I don’t need to repeat information from the three submissions I sent you on September 11, 2012 (and re-sent on October 4) and the fourth submission on November 20. These cases strongly suggest that throughout its history, the OPCC has shown a pattern of secrecy and dishonesty.

The problems that led Ontario Ombudsman Andre Marin to investigate that province’s Special Investigations Unit, leading to his September 2008 report Oversight Unseen, weren’t nearly as serious as those manifested by the OPCC. Yet the OPCC continues to get away with obvious dishonesty. In doing so, the agency is a smear on the integrity of all public officials and agencies in B.C.

Incredibly, your committee’s inquiry will be only the second time the OPCC has ever faced official scrutiny. The other time was 2002, when another bipartisan committee of MLAs looked into then-police complaint Commissioner Don Morrison. That inquiry resulted from a staff mutiny. Contemporary media accounts reported that the committee did hear that Morrison refused to look into the Vancouver police involvement in Frank Paul’s death. But the inquiry seemed mostly concerned with Morrison’s “bullying” behaviour towards his staff.

At one point the committee considered letting Morrison keep his job provided he took management training. That might have addressed his behaviour, but not the ethical problem shown by his inaction on Paul’s death. In the end, Morrison was allowed to resign with a nearly $100,000 payoff.

Ethically, there’s no indication anything’s improved at the OPCC. Again, I need not repeat the info I sent you earlier. But I’ll emphasize that the brazen nature of the OPCC’s dishonesty suggests both complacency and arrogance. They expect to get away with this. Certainly they’ve faced no official scrutiny for 10 years.

I’d like to believe that your committee will provide that much-needed scrutiny. But will you? Whether in committee or legislature, both of your parties have voted in lockstep, repeatedly supporting the police status quo.

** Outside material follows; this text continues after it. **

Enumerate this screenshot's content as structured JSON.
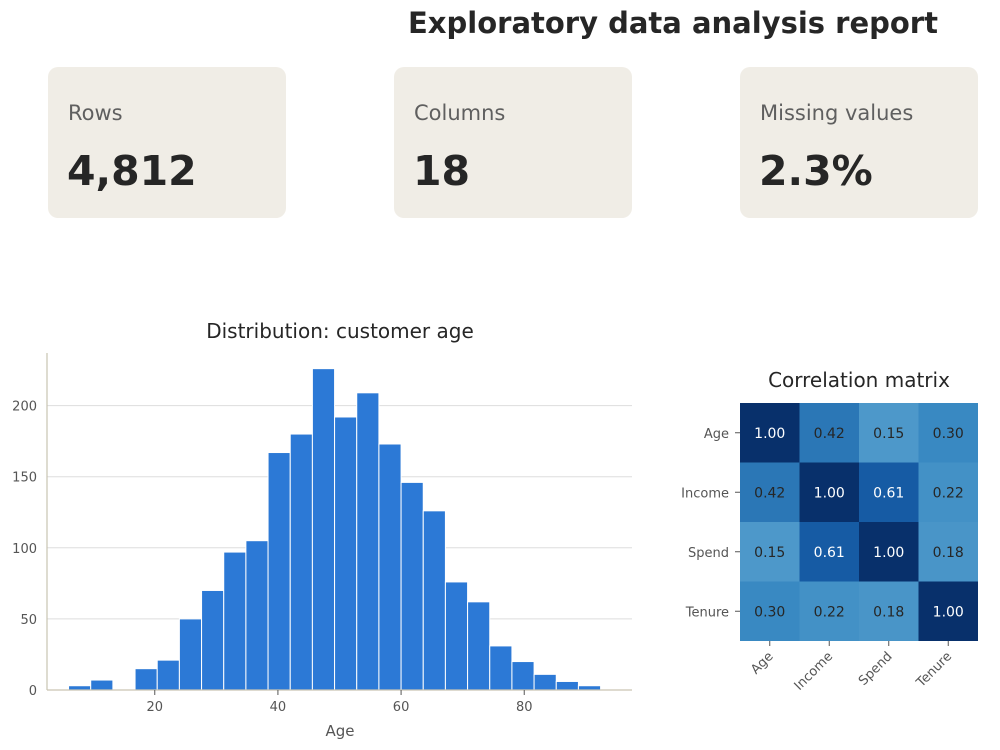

That happened, for example, with a previous MLA committee (which included your fellow committee member Leonard Krog) that appointed Stan Lowe police complaint commissioner. Inexplicably, the committee made the decision despite the fact that Lowe was a member of the Criminal Justice Branch executive management that unanimously decided to exonerate the four RCMP officers involved in Robert Dziekanski’s Taser-related death. One week after Lowe’s announcement that the five Taser shocks and other brutal treatment were “reasonable and necessary,” Krog praised Lowe for his knowledge of “appropriate use of force.”

Lowe also claimed Dziekanski was resisting arrest, when in fact he was writhing in pain. Lowe tried to smear Dziekanski with irrelevant information that the RCMP dug up in Poland. And a committee of MLAs unanimously decided Lowe was the best candidate to oversee the police.

The result of that decision comes through clearly in some of the info I’ve sent you.

In fall 2009, despite growing public concern about police accountability, both your parties united to support Police Act revisions that changed nothing of substance.

Last year both your parties united to support an Independent Investigations Office that doesn’t come close to its supposed model, Ontario’s SIU. I’ve previously sent you detailed info on that topic.

I think all of that indicates exceptionally rigid party discipline. It defeats the public will and the democratic process.

Is there an MLA among you who isn’t under enormous pressure to conduct a whitewash of the OPCC? If not, do you actually have the time and the power to conduct a thorough inquiry?

Again, the problems regarding the OPCC are considerably worse that those that prompted the Ontario Ombudsman’s investigation into the SIU.

I’m appealing to this committee to call for an independent inquiry into the OPCC, by someone from outside the province, and someone of the calibre of Ontario Ombudsman Andre Marin.